Nevertheless, his architecture never seemed provocative. The jagged formal language formulated by Frank Gehry in the Guggenheim Museum in Bilbao or the Disney Concert Hall in Los Angeles is alien to Jahn's buildings. As a Bauhaus heir, his aesthetic focus was more on clarity and functionality. For him, buildings were first and foremost objects of utility. "Architects are not artists," he said again and again.

The tallest building in North Rhine-Westphalia

However, his work was therefore not uncontroversial.

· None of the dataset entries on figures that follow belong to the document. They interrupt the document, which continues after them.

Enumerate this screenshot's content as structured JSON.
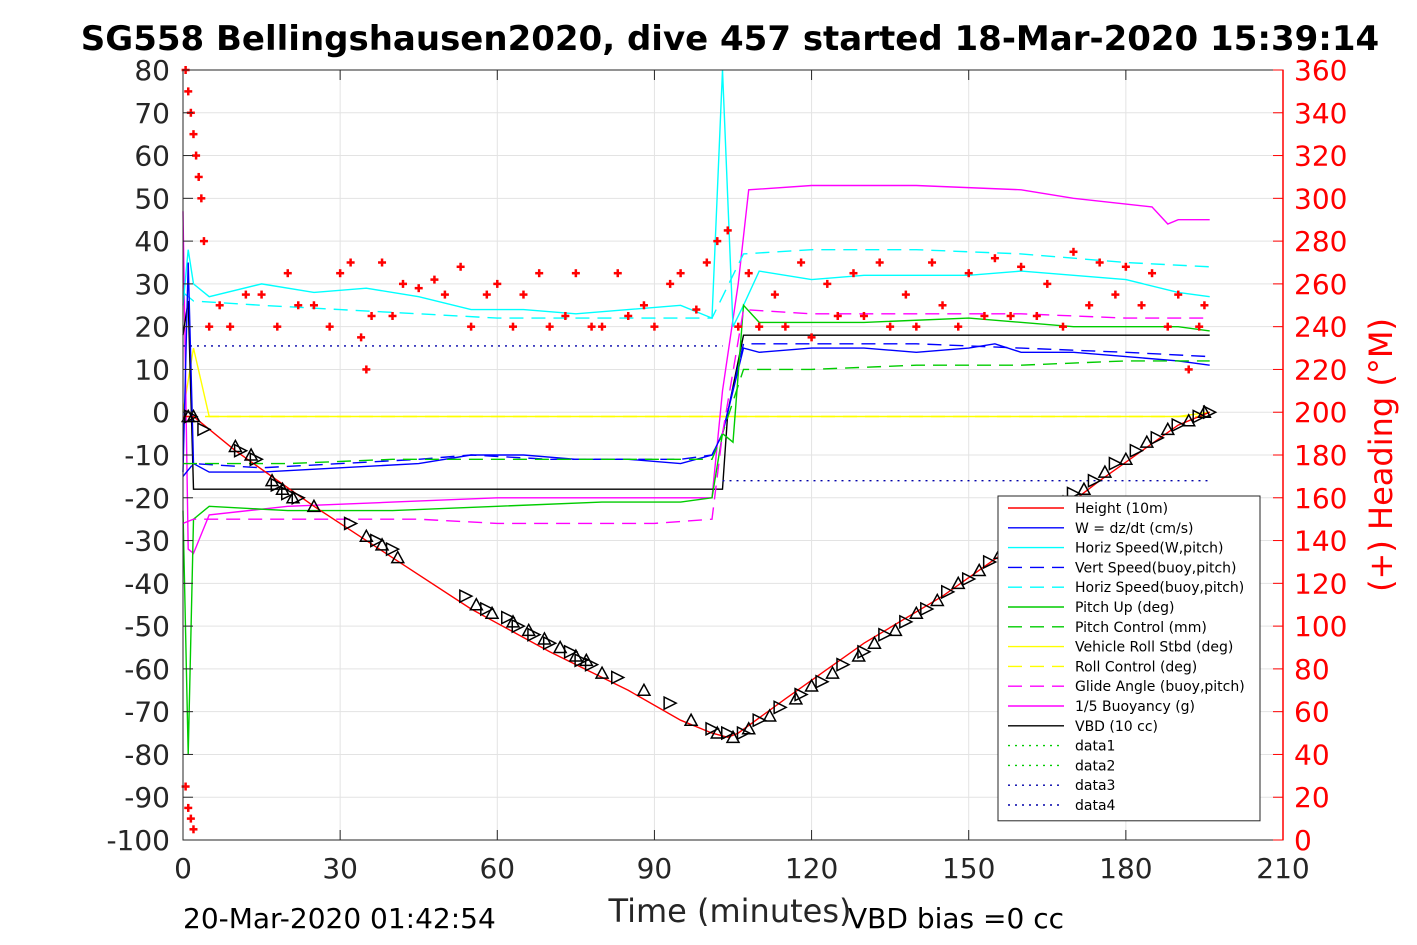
{
  "chart_data": {
    "type": "line",
    "title": "SG558 Bellingshausen2020, dive 457 started 18-Mar-2020 15:39:14",
    "xlabel": "Time (minutes)",
    "ylabel_right": "(+) Heading (°M)",
    "xlim": [
      0,
      210
    ],
    "ylim": [
      -100,
      80
    ],
    "ylim_right": [
      0,
      360
    ],
    "xticks": [
      "0",
      "30",
      "60",
      "90",
      "120",
      "150",
      "180",
      "210"
    ],
    "yticks_left": [
      "-100",
      "-90",
      "-80",
      "-70",
      "-60",
      "-50",
      "-40",
      "-30",
      "-20",
      "-10",
      "0",
      "10",
      "20",
      "30",
      "40",
      "50",
      "60",
      "70",
      "80"
    ],
    "yticks_right": [
      "0",
      "20",
      "40",
      "60",
      "80",
      "100",
      "120",
      "140",
      "160",
      "180",
      "200",
      "220",
      "240",
      "260",
      "280",
      "300",
      "320",
      "340",
      "360"
    ],
    "grid": true,
    "legend_position": "bottom-right",
    "footer_left": "20-Mar-2020 01:42:54",
    "footer_right": "VBD bias =0 cc",
    "series": [
      {
        "name": "Height (10m)",
        "color": "#ff0000",
        "style": "solid",
        "x": [
          0,
          2,
          10,
          25,
          40,
          55,
          70,
          85,
          95,
          101,
          104,
          106,
          115,
          130,
          145,
          160,
          175,
          190,
          196
        ],
        "y": [
          -1,
          -1,
          -9,
          -22,
          -34,
          -46,
          -56,
          -65,
          -72,
          -75,
          -76,
          -75,
          -67,
          -54,
          -43,
          -30,
          -16,
          -3,
          0
        ]
      },
      {
        "name": "W = dz/dt (cm/s)",
        "color": "#0000ff",
        "style": "solid",
        "x": [
          0,
          1,
          2,
          5,
          15,
          30,
          45,
          55,
          65,
          75,
          85,
          95,
          101,
          103,
          107,
          110,
          120,
          130,
          140,
          150,
          155,
          160,
          170,
          180,
          190,
          196
        ],
        "y": [
          -14,
          35,
          -12,
          -14,
          -14,
          -13,
          -12,
          -10,
          -10,
          -11,
          -11,
          -12,
          -10,
          -5,
          15,
          14,
          15,
          15,
          14,
          15,
          16,
          14,
          14,
          13,
          12,
          11
        ]
      },
      {
        "name": "Horiz Speed(W,pitch)",
        "color": "#00ffff",
        "style": "solid",
        "x": [
          0,
          1,
          2,
          5,
          15,
          25,
          35,
          45,
          55,
          65,
          75,
          85,
          95,
          101,
          103,
          105,
          107,
          110,
          120,
          130,
          140,
          150,
          160,
          170,
          180,
          190,
          196
        ],
        "y": [
          25,
          38,
          30,
          27,
          30,
          28,
          29,
          27,
          24,
          24,
          23,
          24,
          25,
          22,
          80,
          20,
          25,
          33,
          31,
          32,
          32,
          32,
          33,
          32,
          31,
          28,
          27
        ]
      },
      {
        "name": "Vert Speed(buoy,pitch)",
        "color": "#0000ff",
        "style": "dashed",
        "x": [
          0,
          2,
          15,
          30,
          45,
          55,
          70,
          85,
          95,
          101,
          103,
          107,
          120,
          140,
          160,
          180,
          196
        ],
        "y": [
          -15,
          -12,
          -13,
          -12,
          -11,
          -10,
          -11,
          -11,
          -11,
          -10,
          -5,
          16,
          16,
          16,
          15,
          14,
          13
        ]
      },
      {
        "name": "Horiz Speed(buoy,pitch)",
        "color": "#00ffff",
        "style": "dashed",
        "x": [
          0,
          2,
          15,
          30,
          45,
          60,
          75,
          90,
          101,
          103,
          107,
          120,
          140,
          160,
          180,
          196
        ],
        "y": [
          28,
          26,
          25,
          24,
          23,
          22,
          22,
          22,
          22,
          27,
          37,
          38,
          38,
          37,
          35,
          34
        ]
      },
      {
        "name": "Pitch Up (deg)",
        "color": "#00cc00",
        "style": "solid",
        "x": [
          0,
          1,
          2,
          5,
          20,
          40,
          60,
          80,
          95,
          101,
          103,
          105,
          107,
          110,
          130,
          150,
          170,
          190,
          196
        ],
        "y": [
          -23,
          -80,
          -25,
          -22,
          -23,
          -23,
          -22,
          -21,
          -21,
          -20,
          -5,
          -7,
          25,
          21,
          21,
          22,
          20,
          20,
          19
        ]
      },
      {
        "name": "Pitch Control (mm)",
        "color": "#00cc00",
        "style": "dashed",
        "x": [
          0,
          2,
          20,
          40,
          60,
          80,
          95,
          101,
          103,
          107,
          120,
          140,
          160,
          180,
          196
        ],
        "y": [
          -12,
          -12,
          -12,
          -11,
          -11,
          -11,
          -11,
          -11,
          -5,
          10,
          10,
          11,
          11,
          12,
          12
        ]
      },
      {
        "name": "Vehicle Roll Stbd (deg)",
        "color": "#ffff00",
        "style": "solid",
        "x": [
          0,
          2,
          5,
          10,
          30,
          50,
          70,
          90,
          101,
          105,
          110,
          130,
          150,
          170,
          190,
          196
        ],
        "y": [
          0,
          15,
          -1,
          -1,
          -1,
          -1,
          -1,
          -1,
          -1,
          -1,
          -1,
          -1,
          -1,
          -1,
          -1,
          0
        ]
      },
      {
        "name": "Roll Control (deg)",
        "color": "#ffff00",
        "style": "dashed",
        "x": [
          0,
          20,
          40,
          60,
          80,
          100,
          120,
          140,
          160,
          180,
          196
        ],
        "y": [
          -1,
          -1,
          -1,
          -1,
          -1,
          -1,
          -1,
          -1,
          -1,
          -1,
          -1
        ]
      },
      {
        "name": "Glide Angle (buoy,pitch)",
        "color": "#ff00ff",
        "style": "dashed",
        "x": [
          0,
          2,
          15,
          30,
          45,
          60,
          75,
          90,
          101,
          103,
          107,
          120,
          140,
          160,
          180,
          196
        ],
        "y": [
          -26,
          -25,
          -25,
          -25,
          -25,
          -26,
          -26,
          -26,
          -25,
          -5,
          24,
          23,
          23,
          23,
          22,
          22
        ]
      },
      {
        "name": "1/5 Buoyancy (g)",
        "color": "#ff00ff",
        "style": "solid",
        "x": [
          0,
          1,
          2,
          5,
          20,
          40,
          60,
          80,
          101,
          103,
          106,
          108,
          120,
          140,
          160,
          170,
          185,
          188,
          190,
          196
        ],
        "y": [
          47,
          -32,
          -33,
          -24,
          -22,
          -21,
          -20,
          -20,
          -20,
          5,
          30,
          52,
          53,
          53,
          52,
          50,
          48,
          44,
          45,
          45
        ]
      },
      {
        "name": "VBD (10 cc)",
        "color": "#000000",
        "style": "solid",
        "x": [
          0,
          1,
          2,
          103,
          104,
          107,
          190,
          196
        ],
        "y": [
          18,
          26,
          -18,
          -18,
          0,
          18,
          18,
          18
        ]
      },
      {
        "name": "data1",
        "color": "#00cc00",
        "style": "dotted",
        "x": [],
        "y": []
      },
      {
        "name": "data2",
        "color": "#00cc00",
        "style": "dotted",
        "x": [],
        "y": []
      },
      {
        "name": "data3",
        "color": "#0000aa",
        "style": "dotted",
        "x": [
          103,
          196
        ],
        "y": [
          -16,
          -16
        ]
      },
      {
        "name": "data4",
        "color": "#0000aa",
        "style": "dotted",
        "x": [
          0,
          103
        ],
        "y": [
          15.5,
          15.5
        ]
      }
    ],
    "heading_markers": {
      "color": "#ff0000",
      "marker": "+",
      "axis": "right",
      "x": [
        0.5,
        1,
        1.5,
        2,
        2.5,
        3,
        3.5,
        4,
        5,
        7,
        9,
        12,
        15,
        18,
        20,
        22,
        25,
        28,
        30,
        32,
        34,
        35,
        36,
        38,
        40,
        42,
        45,
        48,
        50,
        53,
        55,
        58,
        60,
        63,
        65,
        68,
        70,
        73,
        75,
        78,
        80,
        83,
        85,
        88,
        90,
        93,
        95,
        98,
        100,
        102,
        104,
        106,
        108,
        110,
        113,
        115,
        118,
        120,
        123,
        125,
        128,
        130,
        133,
        135,
        138,
        140,
        143,
        145,
        148,
        150,
        153,
        155,
        158,
        160,
        163,
        165,
        168,
        170,
        173,
        175,
        178,
        180,
        183,
        185,
        188,
        190,
        192,
        194,
        195
      ],
      "y": [
        360,
        350,
        340,
        330,
        320,
        310,
        300,
        280,
        240,
        250,
        240,
        255,
        255,
        240,
        265,
        250,
        250,
        240,
        265,
        270,
        235,
        220,
        245,
        270,
        245,
        260,
        258,
        262,
        255,
        268,
        240,
        255,
        260,
        240,
        255,
        265,
        240,
        245,
        265,
        240,
        240,
        265,
        245,
        250,
        240,
        260,
        265,
        248,
        270,
        280,
        285,
        240,
        265,
        240,
        255,
        240,
        270,
        235,
        260,
        245,
        265,
        245,
        270,
        240,
        255,
        240,
        270,
        250,
        240,
        265,
        245,
        272,
        245,
        268,
        245,
        260,
        240,
        275,
        250,
        270,
        255,
        268,
        250,
        265,
        240,
        255,
        220,
        240,
        250
      ]
    },
    "heading_markers_early": {
      "x": [
        0.5,
        1,
        1.5,
        2
      ],
      "y": [
        25,
        15,
        10,
        5
      ]
    },
    "depth_markers": {
      "color": "#000000",
      "marker": "triangle",
      "axis": "left",
      "x": [
        1,
        1.5,
        2,
        4,
        10,
        11,
        13,
        14,
        17,
        18,
        19,
        20,
        21,
        22,
        25,
        32,
        35,
        37,
        38,
        40,
        41,
        54,
        56,
        58,
        59,
        62,
        63,
        64,
        66,
        67,
        69,
        70,
        72,
        74,
        75,
        76,
        77,
        78,
        80,
        83,
        88,
        93,
        97,
        101,
        102,
        104,
        105,
        107,
        108,
        110,
        112,
        114,
        117,
        118,
        120,
        122,
        124,
        126,
        129,
        130,
        132,
        134,
        136,
        138,
        140,
        142,
        144,
        146,
        148,
        150,
        152,
        154,
        156,
        158,
        160,
        162,
        164,
        166,
        168,
        170,
        172,
        174,
        176,
        178,
        180,
        182,
        184,
        186,
        188,
        190,
        192,
        194,
        195,
        196
      ],
      "y": [
        -1,
        -1,
        -1,
        -4,
        -8,
        -9,
        -10,
        -11,
        -16,
        -17,
        -18,
        -19,
        -20,
        -20,
        -22,
        -26,
        -29,
        -30,
        -31,
        -32,
        -34,
        -43,
        -45,
        -46,
        -47,
        -48,
        -49,
        -50,
        -51,
        -52,
        -53,
        -54,
        -55,
        -56,
        -57,
        -58,
        -58,
        -59,
        -61,
        -62,
        -65,
        -68,
        -72,
        -74,
        -75,
        -75,
        -76,
        -75,
        -74,
        -72,
        -71,
        -69,
        -67,
        -66,
        -64,
        -63,
        -61,
        -59,
        -57,
        -56,
        -54,
        -52,
        -51,
        -49,
        -47,
        -46,
        -44,
        -42,
        -40,
        -39,
        -37,
        -35,
        -33,
        -31,
        -29,
        -27,
        -25,
        -23,
        -21,
        -19,
        -18,
        -16,
        -14,
        -12,
        -11,
        -9,
        -7,
        -6,
        -4,
        -3,
        -2,
        -1,
        0,
        0
      ]
    }
  }
}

In Bonn, for example, opponents of the Post Tower were concerned about the continuity of Bonn's cityscape, in whose silhouette no further high-rise building should have a place next to the "Langer Eugen". Some also saw the microclimate at risk. With its 162.5 meters, the glass tower towered over not only the "Langer Eugen" but also the Cologne Cathedral on completion and is now the tallest building in North Rhine-Westphalia. And the landmark of the new Bonn, visible from afar. The tower, which gets its significant shape from the two offset circular segments, was not only aesthetically but also technically forward-looking right from the planning stage. As a low-energy high-rise, it already met demands for climate neutrality two decades ago. In the Bonn headquarters of Deutsche Post/DHL, sophisticated air-conditioning technology eliminates the need for a costly air-conditioning system with high energy consumption. "The tower breathes in the wind," is how Jahn almost poetically described the building's air-conditioning technology.

Helmut Jahn died on May 8, 2021, in Campton Hills (near Chicago), in a bike accident.